Rafli dan Daffa tercengang mendengar perkataan Izza, tak hanya Rafli dan Daffa yang tercengang mendengar perkataan Izza tapi juga beberapa mahasiswi, mahasiswa dan dosen yang mendengarnya.  Izza yang terkenal sebagai anak Donatur utama kampus itu tidak perna memandang bulu untuk berteman pada siapa saja, namun untuk bersahabat kecil kemungkinan untuk bisa bersahabat dengannya.


"Dan untuk kau Tisya dan Kayyis kalau kalian menyakiti Qafia baik di suruh sama Mak Lampir maupun mau kalian sendiri aku tak akan mengampuni kalian. Dan aku akan menyuruh kakak ku agar mencabut beasiswa kalian."lanjut Izza kemudian melanjutkan perjalannya.

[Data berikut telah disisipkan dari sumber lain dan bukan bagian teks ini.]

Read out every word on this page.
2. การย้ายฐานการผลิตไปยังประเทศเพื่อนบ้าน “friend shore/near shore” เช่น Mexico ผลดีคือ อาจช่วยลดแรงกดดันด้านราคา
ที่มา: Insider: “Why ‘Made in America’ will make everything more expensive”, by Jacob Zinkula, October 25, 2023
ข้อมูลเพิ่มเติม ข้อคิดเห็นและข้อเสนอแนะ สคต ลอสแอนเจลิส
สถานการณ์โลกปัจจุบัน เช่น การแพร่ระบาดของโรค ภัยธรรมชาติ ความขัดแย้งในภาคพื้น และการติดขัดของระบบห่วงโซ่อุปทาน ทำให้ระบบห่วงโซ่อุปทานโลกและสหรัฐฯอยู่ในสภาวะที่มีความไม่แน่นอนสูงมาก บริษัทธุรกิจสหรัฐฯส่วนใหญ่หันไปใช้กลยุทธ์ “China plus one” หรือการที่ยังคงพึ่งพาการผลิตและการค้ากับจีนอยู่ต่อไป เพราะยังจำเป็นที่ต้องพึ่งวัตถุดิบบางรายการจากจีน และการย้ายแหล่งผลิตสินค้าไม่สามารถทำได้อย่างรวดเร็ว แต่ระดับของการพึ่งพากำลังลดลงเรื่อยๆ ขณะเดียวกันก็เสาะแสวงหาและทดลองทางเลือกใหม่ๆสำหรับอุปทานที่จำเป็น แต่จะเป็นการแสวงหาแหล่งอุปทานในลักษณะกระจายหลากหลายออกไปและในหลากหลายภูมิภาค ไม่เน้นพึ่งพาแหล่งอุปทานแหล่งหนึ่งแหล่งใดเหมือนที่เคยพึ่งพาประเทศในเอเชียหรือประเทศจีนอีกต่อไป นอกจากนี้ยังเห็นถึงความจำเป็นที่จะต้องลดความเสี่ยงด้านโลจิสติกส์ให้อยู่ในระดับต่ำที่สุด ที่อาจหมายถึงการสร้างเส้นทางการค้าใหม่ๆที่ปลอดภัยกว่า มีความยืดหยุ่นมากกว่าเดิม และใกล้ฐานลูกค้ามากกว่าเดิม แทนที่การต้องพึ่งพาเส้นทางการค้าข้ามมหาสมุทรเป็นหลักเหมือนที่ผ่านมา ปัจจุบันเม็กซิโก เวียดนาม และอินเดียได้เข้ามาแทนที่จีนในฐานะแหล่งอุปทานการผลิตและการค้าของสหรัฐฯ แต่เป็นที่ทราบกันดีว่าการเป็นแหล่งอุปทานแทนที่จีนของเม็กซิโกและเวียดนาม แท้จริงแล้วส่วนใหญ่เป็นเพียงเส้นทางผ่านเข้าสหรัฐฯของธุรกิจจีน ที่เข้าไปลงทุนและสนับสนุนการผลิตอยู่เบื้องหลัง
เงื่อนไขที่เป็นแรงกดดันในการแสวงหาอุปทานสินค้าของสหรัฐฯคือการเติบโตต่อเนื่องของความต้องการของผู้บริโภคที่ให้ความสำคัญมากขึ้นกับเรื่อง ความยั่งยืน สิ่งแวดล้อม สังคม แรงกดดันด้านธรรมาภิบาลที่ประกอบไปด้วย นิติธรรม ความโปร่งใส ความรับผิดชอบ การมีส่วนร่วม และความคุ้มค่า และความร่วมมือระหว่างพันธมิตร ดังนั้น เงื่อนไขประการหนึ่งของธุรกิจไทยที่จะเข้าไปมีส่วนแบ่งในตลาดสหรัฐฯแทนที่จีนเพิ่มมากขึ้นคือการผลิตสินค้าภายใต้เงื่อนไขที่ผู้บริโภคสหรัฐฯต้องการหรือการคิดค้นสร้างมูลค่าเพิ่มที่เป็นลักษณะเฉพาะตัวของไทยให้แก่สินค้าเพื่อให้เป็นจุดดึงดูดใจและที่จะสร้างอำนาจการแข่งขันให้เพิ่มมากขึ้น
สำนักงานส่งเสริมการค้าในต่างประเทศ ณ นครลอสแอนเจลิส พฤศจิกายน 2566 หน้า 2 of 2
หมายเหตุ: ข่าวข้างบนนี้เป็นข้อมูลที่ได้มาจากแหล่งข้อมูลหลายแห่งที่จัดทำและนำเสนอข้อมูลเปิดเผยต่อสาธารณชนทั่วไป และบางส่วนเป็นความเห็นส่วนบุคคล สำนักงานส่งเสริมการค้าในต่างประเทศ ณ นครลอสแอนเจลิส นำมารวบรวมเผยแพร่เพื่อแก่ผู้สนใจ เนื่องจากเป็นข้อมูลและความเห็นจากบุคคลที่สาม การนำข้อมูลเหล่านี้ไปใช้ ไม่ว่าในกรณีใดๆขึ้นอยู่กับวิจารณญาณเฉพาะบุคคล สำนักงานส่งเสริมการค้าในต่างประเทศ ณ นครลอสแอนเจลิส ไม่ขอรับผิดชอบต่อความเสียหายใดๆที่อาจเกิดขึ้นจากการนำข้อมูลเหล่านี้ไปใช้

"Aku takut Tis kalau beasiswa aku di cabut sama kakanya Izza."ucap Kayyis dengan nada takut.


"Akupun takut Yis, apalagi Pak Faris, dia kan sangat sayang sama Izza. Apapun yang di inginkan sama Izza pasti di turuti."ucap Tisya.


"Apa kalian takut dengan Izza?"tanya  Maria.


Kayyis dan Tisha mengangguk. Maria pun emosi dan segerah meninggalkan Tisha, Kayyis, Daffa dan Rafli. Kayyis dan Tisha pun mengejar Maria.


"Aku tak menyangka sifat Izza yang begitu sangat melindungi Qafia."ucap Rafli.


"Iya Raf. Aku salut sama persahabatan mereka. Saling melindungi 1 sama lain."


Mereka pun melanjutkan perjalanan mereka. Di tempat lain Qafia, Izza, Jihan, Dina dan Aziz duduk di taman.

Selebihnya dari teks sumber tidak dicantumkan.